Suppressing bomber bases
In 2003, hobbyist Maynard Hill assembled an 11-pound balsa airplane that flew from Newfoundland to Ireland (1,882 miles) on less than one gallon of gasoline. This demonstration could inspire an adversary to fashion swarms of cheap drones to target U.S. Air Force bomber bases from very long range. An impact from such a drone armed with even a tiny warhead could result in a scrubbed mission for a stealth bomber that relies on an unblemished skin for its performance.
This could be a reasonable concern but an adversary like China would have to overcome some significant hurdles to turn it into a plausible military threat. The distance from China’s coast to Whiteman Air Force Base in Missouri (currently the home of the Air Force’s B-2 fleet) is over 7,000 miles, almost four times the distance of Hill’s flight. Such a drone would require alternate navigation systems (such as inertial or terrain-matching systems plus a radar altimeter) in addition to satellite navigation, which the Air Force could locally jam when bombers emerge from their shelters for takeoff. The drone swarm would have no idea in advance when U.S. bombers would emerge from their shelters to taxi to the runway. Thus, they would need targeting sensors (such as millimeter wave radar, an imaging infrared sensor, and laser-radar) and the ability to loiter for long periods above the many air bases the U.S. bomber force would use in wartime.

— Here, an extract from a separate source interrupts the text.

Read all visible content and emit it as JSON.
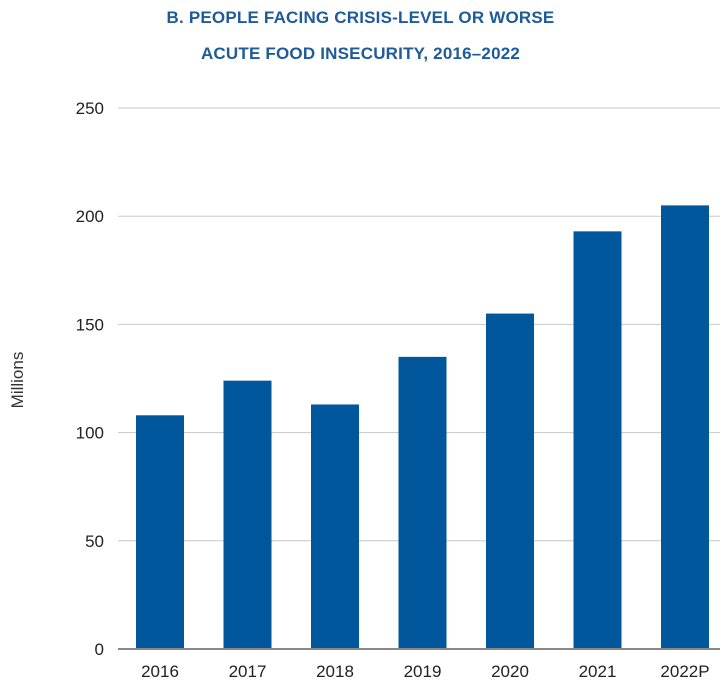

Avionics, sensors, and navigation systems add weight and require electrical power, resulting in the need for a substantial engine. This in turn will add to the fuel requirement to traverse over 7,000 miles and then loiter for perhaps many hours. The result will be a substantial (and not inexpensive) aircraft or cruise missile and thus a conventional target for existing U.S. air defense systems.
Conclusion
Potential adversaries are exploiting their positions on the Eurasian continent and the rapidly improving performance of missiles and sensors to build strike capabilities that will increasingly threaten the handful of bases and surface forces the United States employs to maintain forward presence. As these capabilities grow, adversary leaders may come to believe they will have military options during a future crisis. To prevent a breakdown in deterrence, the United States needs to bolster its deep strike capacity in order to remove any doubt about its ability to strike any target and at any point along the spectrum of escalation. After examining the alternatives, the Long-Range Strike-Bomber program offers the greatest sustained deep strike capacity at the lowest cost and with the lowest program risk.

Robert Haddick is a former U.S. Marine Corps officer and an independent contractor at U.S. Special Operations Command. He writes here in a personal capacity. His book “Fire on the Water: China, America, and the Future of the Pacific,” is now out from Naval Institute Press. He receives no compensation from any defense contractor or associated organization.